Unless and until Bush signs the fence bill.
Yeah, I know, “the generic ballot doesn’t mean anything.” Quote:
On the question of which party’s candidate would receive their vote if the election were held today, Democrats held a 23-point lead over Republicans among every type of person questioned — likely voters, registered voters and adults. That’s the largest lead Democrats have held among registered voters since 1978 and a jump from last month’s 48%-48% split among likely voters.

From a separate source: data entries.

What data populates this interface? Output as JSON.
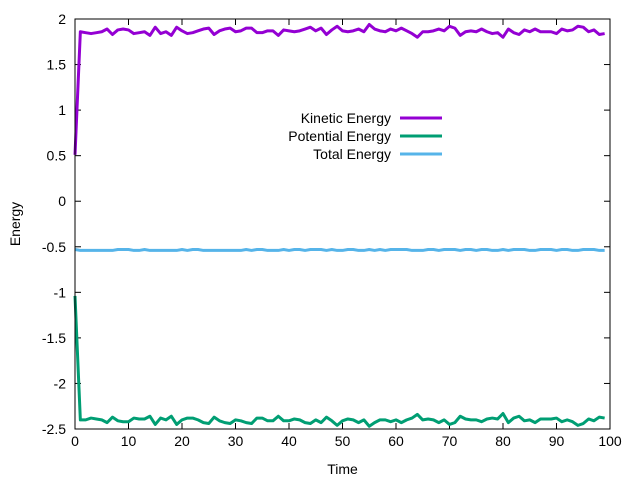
{
  "chart_data": {
    "type": "line",
    "title": "",
    "xlabel": "Time",
    "ylabel": "Energy",
    "xlim": [
      0,
      100
    ],
    "ylim": [
      -2.5,
      2
    ],
    "x_ticks": [
      0,
      10,
      20,
      30,
      40,
      50,
      60,
      70,
      80,
      90,
      100
    ],
    "y_ticks": [
      -2.5,
      -2,
      -1.5,
      -1,
      -0.5,
      0,
      0.5,
      1,
      1.5,
      2
    ],
    "x_tick_labels": [
      "0",
      "10",
      "20",
      "30",
      "40",
      "50",
      "60",
      "70",
      "80",
      "90",
      "100"
    ],
    "y_tick_labels": [
      "-2.5",
      "-2",
      "-1.5",
      "-1",
      "-0.5",
      "0",
      "0.5",
      "1",
      "1.5",
      "2"
    ],
    "legend_position": "upper-center",
    "grid": false,
    "x": [
      0,
      1,
      2,
      3,
      4,
      5,
      6,
      7,
      8,
      9,
      10,
      11,
      12,
      13,
      14,
      15,
      16,
      17,
      18,
      19,
      20,
      21,
      22,
      23,
      24,
      25,
      26,
      27,
      28,
      29,
      30,
      31,
      32,
      33,
      34,
      35,
      36,
      37,
      38,
      39,
      40,
      41,
      42,
      43,
      44,
      45,
      46,
      47,
      48,
      49,
      50,
      51,
      52,
      53,
      54,
      55,
      56,
      57,
      58,
      59,
      60,
      61,
      62,
      63,
      64,
      65,
      66,
      67,
      68,
      69,
      70,
      71,
      72,
      73,
      74,
      75,
      76,
      77,
      78,
      79,
      80,
      81,
      82,
      83,
      84,
      85,
      86,
      87,
      88,
      89,
      90,
      91,
      92,
      93,
      94,
      95,
      96,
      97,
      98,
      99
    ],
    "series": [
      {
        "name": "Kinetic Energy",
        "color": "#9400d3",
        "values": [
          0.51,
          1.86,
          1.85,
          1.84,
          1.85,
          1.86,
          1.89,
          1.83,
          1.88,
          1.89,
          1.88,
          1.84,
          1.85,
          1.86,
          1.82,
          1.91,
          1.84,
          1.86,
          1.82,
          1.91,
          1.87,
          1.84,
          1.85,
          1.87,
          1.89,
          1.9,
          1.83,
          1.87,
          1.89,
          1.9,
          1.86,
          1.87,
          1.9,
          1.9,
          1.85,
          1.85,
          1.87,
          1.87,
          1.82,
          1.88,
          1.87,
          1.86,
          1.87,
          1.89,
          1.91,
          1.87,
          1.9,
          1.83,
          1.88,
          1.92,
          1.87,
          1.86,
          1.87,
          1.89,
          1.86,
          1.94,
          1.89,
          1.87,
          1.86,
          1.89,
          1.87,
          1.9,
          1.87,
          1.84,
          1.8,
          1.86,
          1.86,
          1.87,
          1.89,
          1.87,
          1.92,
          1.9,
          1.82,
          1.86,
          1.87,
          1.86,
          1.89,
          1.86,
          1.84,
          1.85,
          1.8,
          1.89,
          1.85,
          1.83,
          1.88,
          1.86,
          1.89,
          1.86,
          1.86,
          1.86,
          1.84,
          1.89,
          1.87,
          1.88,
          1.92,
          1.91,
          1.86,
          1.88,
          1.83,
          1.84
        ]
      },
      {
        "name": "Potential Energy",
        "color": "#009e73",
        "values": [
          -1.04,
          -2.4,
          -2.4,
          -2.38,
          -2.39,
          -2.4,
          -2.43,
          -2.37,
          -2.41,
          -2.42,
          -2.42,
          -2.38,
          -2.39,
          -2.39,
          -2.36,
          -2.45,
          -2.38,
          -2.4,
          -2.36,
          -2.45,
          -2.4,
          -2.38,
          -2.38,
          -2.4,
          -2.43,
          -2.44,
          -2.37,
          -2.41,
          -2.43,
          -2.44,
          -2.4,
          -2.41,
          -2.43,
          -2.44,
          -2.38,
          -2.38,
          -2.41,
          -2.41,
          -2.36,
          -2.41,
          -2.41,
          -2.39,
          -2.4,
          -2.43,
          -2.44,
          -2.4,
          -2.43,
          -2.37,
          -2.41,
          -2.46,
          -2.41,
          -2.39,
          -2.4,
          -2.43,
          -2.4,
          -2.47,
          -2.43,
          -2.4,
          -2.4,
          -2.42,
          -2.4,
          -2.43,
          -2.4,
          -2.38,
          -2.34,
          -2.4,
          -2.39,
          -2.4,
          -2.43,
          -2.4,
          -2.45,
          -2.43,
          -2.36,
          -2.39,
          -2.4,
          -2.4,
          -2.42,
          -2.39,
          -2.38,
          -2.39,
          -2.33,
          -2.43,
          -2.38,
          -2.36,
          -2.41,
          -2.4,
          -2.43,
          -2.39,
          -2.39,
          -2.39,
          -2.38,
          -2.42,
          -2.4,
          -2.42,
          -2.46,
          -2.44,
          -2.39,
          -2.41,
          -2.37,
          -2.38
        ]
      },
      {
        "name": "Total Energy",
        "color": "#56b4e9",
        "values": [
          -0.53,
          -0.54,
          -0.54,
          -0.54,
          -0.54,
          -0.54,
          -0.54,
          -0.54,
          -0.53,
          -0.53,
          -0.53,
          -0.54,
          -0.54,
          -0.53,
          -0.54,
          -0.54,
          -0.54,
          -0.54,
          -0.54,
          -0.54,
          -0.53,
          -0.54,
          -0.53,
          -0.53,
          -0.54,
          -0.54,
          -0.54,
          -0.54,
          -0.54,
          -0.54,
          -0.54,
          -0.54,
          -0.53,
          -0.54,
          -0.53,
          -0.53,
          -0.54,
          -0.54,
          -0.54,
          -0.53,
          -0.54,
          -0.53,
          -0.53,
          -0.54,
          -0.53,
          -0.53,
          -0.53,
          -0.54,
          -0.53,
          -0.54,
          -0.54,
          -0.53,
          -0.53,
          -0.54,
          -0.54,
          -0.53,
          -0.54,
          -0.53,
          -0.54,
          -0.53,
          -0.53,
          -0.53,
          -0.53,
          -0.54,
          -0.54,
          -0.54,
          -0.53,
          -0.53,
          -0.54,
          -0.53,
          -0.53,
          -0.53,
          -0.54,
          -0.53,
          -0.53,
          -0.54,
          -0.53,
          -0.53,
          -0.54,
          -0.54,
          -0.53,
          -0.54,
          -0.53,
          -0.53,
          -0.53,
          -0.54,
          -0.54,
          -0.53,
          -0.53,
          -0.53,
          -0.54,
          -0.53,
          -0.53,
          -0.54,
          -0.54,
          -0.53,
          -0.53,
          -0.53,
          -0.54,
          -0.54
        ]
      }
    ]
  }
}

Two new surveys put the Senate at 49-49 with New Jersey and Missouri still in play. One, Rasmussen, had it that way a week ago but with a not-so-minor difference: there were 40 states solidly in the blue column last week and 9 leaning that way.
This week, 42 and 7, respectively. Of the two toss-ups Missouri’s still a tie, according to RCP, but New Jersey is trending Democrat — significantly, if the two latest polls are to be believed. (Which they aren’t, necessarily. One of them’s Zogby.)
The second survey out today is from Election Projection. 49-49 again … plus the two independents who are likely to win their races.
Those independents? Joe Lieberman of Connecticut and socialist Bernie Sanders of Vermont.
TradeSports had GOP control of the Senate trading at around 75 last week. Today? 67.5 and slipping. GOP control of the House is at the edge of the abyss: 40.0 and trying to hold on.
Update: The RNC has decided to target Tennessee, Ohio, and Missouri with television advertising in hopes of limiting the Democrats’ gains next month.
Update: I shouldn’t bother posting a NYT/CBS poll since people will just dismiss it out of hand. It may be wrong — but it can’t be this wrong:
An overwhelming majority of Americans think House Republican leaders put their own political interests ahead of the safety of congressional pages in their handling of the Mark Foley scandal, according to a CBS News/New York Times poll.
Seventy-nine percent of those polled — including 61 percent of Republicans — say GOP leaders were more concerned with politics than the well-being of the teenage pages.
The good news? In the Times poll, the GOP trails by “only” 14 on the generic ballot.